Junger is a New York Times reporter and author who was embedded with US troops in a remote valley in Afghanistan in 2007-2008. This book and a documentary film, “Restrepo” were the result of his experience. I was engrossed in the book and couldn’t put it down, while between swims in the ocean and pool with the kids while on holiday last week.
The book gives some detailed descriptions of battle in this dangerous valley near the Pakistan border. I enjoyed following these, but more importantly for me, I really understood the mentality of troops on the front line. I forgot how young these guys are and so many of them come from rough backgrounds, where the army is a better way of life than they would have in civilian life. I can’t imagine being 19 and in a situation like these guys are put through. I was so immature at that time in my life. The two biggest take-aways were the thrill of combat and the strong bonds formed between soldiers. It is the only friendship a person will have whose life depends on the relationship. When going through experiences like that, I can see why they never have relationships like that again in their civilian lives.

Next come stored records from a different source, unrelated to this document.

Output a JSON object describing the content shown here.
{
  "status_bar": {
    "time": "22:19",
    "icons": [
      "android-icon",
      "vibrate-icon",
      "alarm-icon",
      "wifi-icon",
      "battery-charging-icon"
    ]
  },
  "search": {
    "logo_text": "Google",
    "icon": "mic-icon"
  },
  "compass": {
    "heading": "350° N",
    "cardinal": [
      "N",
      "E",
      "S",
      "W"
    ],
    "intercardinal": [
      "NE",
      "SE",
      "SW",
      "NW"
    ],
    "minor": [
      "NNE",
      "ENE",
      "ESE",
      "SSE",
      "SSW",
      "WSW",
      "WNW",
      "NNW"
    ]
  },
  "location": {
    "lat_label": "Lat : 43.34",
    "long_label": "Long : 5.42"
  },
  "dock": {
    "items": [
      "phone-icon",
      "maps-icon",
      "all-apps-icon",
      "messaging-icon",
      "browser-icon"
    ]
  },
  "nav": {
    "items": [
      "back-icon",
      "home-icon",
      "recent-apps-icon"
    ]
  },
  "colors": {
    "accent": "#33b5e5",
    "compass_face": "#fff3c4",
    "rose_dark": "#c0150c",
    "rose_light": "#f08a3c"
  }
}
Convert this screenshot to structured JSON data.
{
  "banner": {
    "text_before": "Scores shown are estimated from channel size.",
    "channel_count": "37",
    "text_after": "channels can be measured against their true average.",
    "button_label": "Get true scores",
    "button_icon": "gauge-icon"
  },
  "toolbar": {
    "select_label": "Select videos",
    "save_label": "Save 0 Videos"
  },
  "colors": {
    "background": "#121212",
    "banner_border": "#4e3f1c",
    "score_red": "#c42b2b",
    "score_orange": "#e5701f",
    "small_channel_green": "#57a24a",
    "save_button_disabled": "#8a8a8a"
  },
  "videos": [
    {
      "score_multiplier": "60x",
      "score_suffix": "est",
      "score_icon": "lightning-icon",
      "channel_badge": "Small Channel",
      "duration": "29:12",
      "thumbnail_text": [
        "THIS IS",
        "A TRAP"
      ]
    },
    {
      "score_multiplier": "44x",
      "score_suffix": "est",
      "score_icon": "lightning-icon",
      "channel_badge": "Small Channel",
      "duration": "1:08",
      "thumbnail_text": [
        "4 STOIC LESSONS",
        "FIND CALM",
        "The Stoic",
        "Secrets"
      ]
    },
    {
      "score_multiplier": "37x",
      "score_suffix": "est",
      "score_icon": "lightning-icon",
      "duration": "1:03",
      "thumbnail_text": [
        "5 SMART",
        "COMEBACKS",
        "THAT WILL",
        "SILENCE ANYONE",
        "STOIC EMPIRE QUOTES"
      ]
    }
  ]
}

I also got a sense of what it is like to be on the opposing side. They must be in fear of the US military strength, with the Apache helicopters, drones, and invisible bomb strikes. It sure is an expensive war the US is fighting over there. It is also interesting that this is the front line on the “war on terror” and how few people are really involved. The vast majority of Americans are not in the military and those that are, most do not see combat.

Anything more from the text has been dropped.